Basil shipped his oars, and moved nearer her in the rocking boat.
"Upset it, and let us both drown!" she cried.
"Dearest—my sweetheart—don't be a blazing idiot—you're cold, you're shivering—we'll go in, and I'll comfort you, my own
""I never wanted to marry you anyway," she cried.
"But you did. Wrap that coat round you, you foolish girl."
He bent to the oars and sent the boat leaping along the track of the moon toward the pier. In a few moments they were in their room at the inn, and Basil made Teresa drink half a wine-glass of brandy. He wrapped her in blankets, and held her in his arms, kissing her temple, her hair, her cheeks. She kept her eyes hidden.
"I hate you," she murmured once softly.
"Do you, dearest?" he said, a little drearily.
Then her arms went round his neck, and she laid her wet cheek to his.
"No, not you, but life. I only wanted to be left alone. I was so happy with you. And now all will be different, if this is true—we can never be the same. And I shall be ugly, and you will stop caring for me
""I shall love you more than ever. I didn't think it possible, but I shall. You're not sorry you married me, are you?"
"'Que le bonheur passe vite, mon Dieu, qu'il passe vite, et quant on souffre en y pensant plus tard!'" murmured Teresa.
"Don't, you silly child. Be brave, Teresa; you won't regret in the end
""How do you know? I don't want to be brave, I want to be happy. I don't want responsibilities, I don't want to be tied down—I want nothing but you. I hate babies."
"You won't, if you have one of your own. It will be better for you in the end, for us both, for our relation. I'm sure it will—it's natural and right
""Don't preach. I don't want it."
"You don't want anything till you get it. You didn't want me, but you're not sorry, are you?"
"No—the queer thing is, that, in spite of everything, I'm not sorry. I've always been glad, every moment, that I married you, even when I disliked you most."
"Yet you refused me seven times. So you see! You don't know what you want. Take what life gives you, Teresa; take it with both hands, don't be afraid. Drink deep, even if you suffer. Life—that's the main thing—it's more life you need, not less."

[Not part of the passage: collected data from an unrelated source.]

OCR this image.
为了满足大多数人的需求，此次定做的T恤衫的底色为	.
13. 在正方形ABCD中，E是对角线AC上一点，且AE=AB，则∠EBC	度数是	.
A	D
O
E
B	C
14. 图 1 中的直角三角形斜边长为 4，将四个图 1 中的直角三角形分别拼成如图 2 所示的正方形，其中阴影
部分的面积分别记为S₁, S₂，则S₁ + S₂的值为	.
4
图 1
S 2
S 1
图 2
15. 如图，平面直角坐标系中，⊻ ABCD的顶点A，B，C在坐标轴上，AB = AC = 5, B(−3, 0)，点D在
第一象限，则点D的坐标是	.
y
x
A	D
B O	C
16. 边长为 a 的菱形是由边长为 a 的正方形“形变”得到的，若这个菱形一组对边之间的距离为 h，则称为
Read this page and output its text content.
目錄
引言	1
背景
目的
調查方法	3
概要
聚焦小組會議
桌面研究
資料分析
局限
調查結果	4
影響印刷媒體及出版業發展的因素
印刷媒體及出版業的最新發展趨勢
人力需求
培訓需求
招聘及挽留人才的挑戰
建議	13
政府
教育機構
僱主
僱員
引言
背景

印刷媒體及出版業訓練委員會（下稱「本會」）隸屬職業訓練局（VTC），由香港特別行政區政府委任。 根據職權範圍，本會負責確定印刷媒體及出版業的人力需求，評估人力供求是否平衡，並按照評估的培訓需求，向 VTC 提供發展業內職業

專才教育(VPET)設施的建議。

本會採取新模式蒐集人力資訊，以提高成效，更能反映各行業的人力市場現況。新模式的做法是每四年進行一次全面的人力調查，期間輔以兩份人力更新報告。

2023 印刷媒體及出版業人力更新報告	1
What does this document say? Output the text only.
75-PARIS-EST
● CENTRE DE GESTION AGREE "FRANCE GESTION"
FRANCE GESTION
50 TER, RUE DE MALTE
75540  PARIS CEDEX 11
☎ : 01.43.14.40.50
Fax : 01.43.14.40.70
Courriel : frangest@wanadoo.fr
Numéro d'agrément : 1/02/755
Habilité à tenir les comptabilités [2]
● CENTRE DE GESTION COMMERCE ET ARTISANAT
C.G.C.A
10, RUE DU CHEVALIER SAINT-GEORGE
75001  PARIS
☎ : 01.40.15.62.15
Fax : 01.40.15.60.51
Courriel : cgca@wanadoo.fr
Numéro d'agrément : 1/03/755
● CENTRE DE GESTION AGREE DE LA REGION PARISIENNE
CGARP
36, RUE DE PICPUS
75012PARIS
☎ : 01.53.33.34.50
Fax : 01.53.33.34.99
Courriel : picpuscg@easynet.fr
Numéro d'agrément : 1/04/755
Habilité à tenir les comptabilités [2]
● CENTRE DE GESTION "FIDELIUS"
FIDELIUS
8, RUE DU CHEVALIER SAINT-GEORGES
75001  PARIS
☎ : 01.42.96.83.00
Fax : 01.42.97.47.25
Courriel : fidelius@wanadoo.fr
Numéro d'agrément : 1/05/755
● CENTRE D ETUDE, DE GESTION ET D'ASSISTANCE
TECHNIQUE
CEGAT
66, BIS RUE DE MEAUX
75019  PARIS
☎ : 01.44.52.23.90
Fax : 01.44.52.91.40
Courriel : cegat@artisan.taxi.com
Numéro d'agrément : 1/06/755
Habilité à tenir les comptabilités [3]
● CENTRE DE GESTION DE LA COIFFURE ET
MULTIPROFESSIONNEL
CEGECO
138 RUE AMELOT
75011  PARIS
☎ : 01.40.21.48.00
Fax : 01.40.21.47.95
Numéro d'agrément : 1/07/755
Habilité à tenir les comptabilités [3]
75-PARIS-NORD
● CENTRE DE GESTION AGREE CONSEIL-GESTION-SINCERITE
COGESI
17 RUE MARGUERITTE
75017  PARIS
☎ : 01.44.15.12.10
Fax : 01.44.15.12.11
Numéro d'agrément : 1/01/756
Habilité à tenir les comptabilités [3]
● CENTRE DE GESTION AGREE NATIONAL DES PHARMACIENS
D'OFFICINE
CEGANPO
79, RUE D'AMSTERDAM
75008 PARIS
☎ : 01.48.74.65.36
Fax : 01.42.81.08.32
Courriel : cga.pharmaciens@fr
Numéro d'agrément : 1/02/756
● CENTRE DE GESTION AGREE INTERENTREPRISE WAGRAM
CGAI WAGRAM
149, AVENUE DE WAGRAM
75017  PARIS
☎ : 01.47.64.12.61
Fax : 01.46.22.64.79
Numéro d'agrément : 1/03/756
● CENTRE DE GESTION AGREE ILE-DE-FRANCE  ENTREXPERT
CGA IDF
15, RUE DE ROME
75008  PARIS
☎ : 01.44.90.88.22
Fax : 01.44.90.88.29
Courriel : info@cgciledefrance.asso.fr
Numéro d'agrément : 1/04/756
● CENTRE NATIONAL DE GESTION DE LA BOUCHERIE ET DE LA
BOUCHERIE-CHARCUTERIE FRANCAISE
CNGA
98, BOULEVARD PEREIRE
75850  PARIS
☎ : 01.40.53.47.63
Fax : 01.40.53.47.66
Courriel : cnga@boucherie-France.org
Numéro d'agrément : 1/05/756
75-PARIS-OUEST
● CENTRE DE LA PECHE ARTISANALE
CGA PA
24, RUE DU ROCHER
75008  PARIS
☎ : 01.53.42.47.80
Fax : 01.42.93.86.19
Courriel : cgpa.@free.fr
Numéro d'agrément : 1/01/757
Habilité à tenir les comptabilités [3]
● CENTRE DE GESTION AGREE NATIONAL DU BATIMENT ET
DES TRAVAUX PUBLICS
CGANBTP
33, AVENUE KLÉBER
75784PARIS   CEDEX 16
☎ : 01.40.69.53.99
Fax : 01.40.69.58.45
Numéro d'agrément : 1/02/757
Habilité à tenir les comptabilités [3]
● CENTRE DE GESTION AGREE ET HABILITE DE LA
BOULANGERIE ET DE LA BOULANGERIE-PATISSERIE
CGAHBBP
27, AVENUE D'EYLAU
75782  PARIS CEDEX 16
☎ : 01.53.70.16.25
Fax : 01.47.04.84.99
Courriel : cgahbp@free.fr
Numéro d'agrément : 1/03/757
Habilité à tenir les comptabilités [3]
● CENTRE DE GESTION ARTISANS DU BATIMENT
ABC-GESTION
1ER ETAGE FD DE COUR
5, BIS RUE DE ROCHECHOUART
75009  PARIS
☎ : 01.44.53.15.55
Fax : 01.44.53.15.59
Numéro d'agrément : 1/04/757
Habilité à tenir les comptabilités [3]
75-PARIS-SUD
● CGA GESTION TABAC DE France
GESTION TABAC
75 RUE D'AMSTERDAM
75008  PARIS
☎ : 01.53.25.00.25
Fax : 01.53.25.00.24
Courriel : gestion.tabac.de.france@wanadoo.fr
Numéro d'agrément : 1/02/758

She looked into his eyes, where the flame of life indeed glowed keen and strong; and she clung to him, with the first feeling that his strength might protect her, with the first conscious yielding to it. She lay looking at him curiously.
"I believe you're glad," she said suddenly.
"I should be, if you were not unhappy," he answered, and looked almost shamefaced.
"It's odd that, though you're fond of me, you don't mind my suffering, or even that I might die. Remember your mother, she
""Oh, don't! oh, don't!" he cried. "I couldn't live without you."
The tears rolled down his cheeks; and then Teresa, as always when she had moved him, became gentle, coaxing, and gay.
"Never mind what I say, I have no intention of dying. You won't have to live without me, but with me, and I warn you, that may be even more difficult. I shall be as nasty as possible; I shall worry the life out of you. You poor old creature, you'll rue the day that you asked me for the eighth time! I gave you seven chances of happiness, and you refused them. Now, you're bound, and this—this—settles it. You can never get away from me, nor I from you. … I always liked to think, you know, that we were both free, and neither needed to put up with the other a day longer than we both wanted. But now we're both going to be slaves. Oh, you'll see, you'll see! I tell you our youth is over. Now we pass under the yoke. This is the real yoke, not marriage. Oh, you'll regret it, when you see me fat and ugly, my figure gone, my good temper gone "
"My slim mermaid!"
"Mermaid! I shall look like this!"
She made a caricature with the blankets. Then she stretched out her arms and looked down at her long slim body sadly.
"Good-bye to my beauty," she murmured. "You will need to love me, to make up for it! But when it's gone, perhaps you won't—love me any more."
"Is it for that only that I love you? You're the love of my soul, too." And he caught her in a passionate, sad embrace.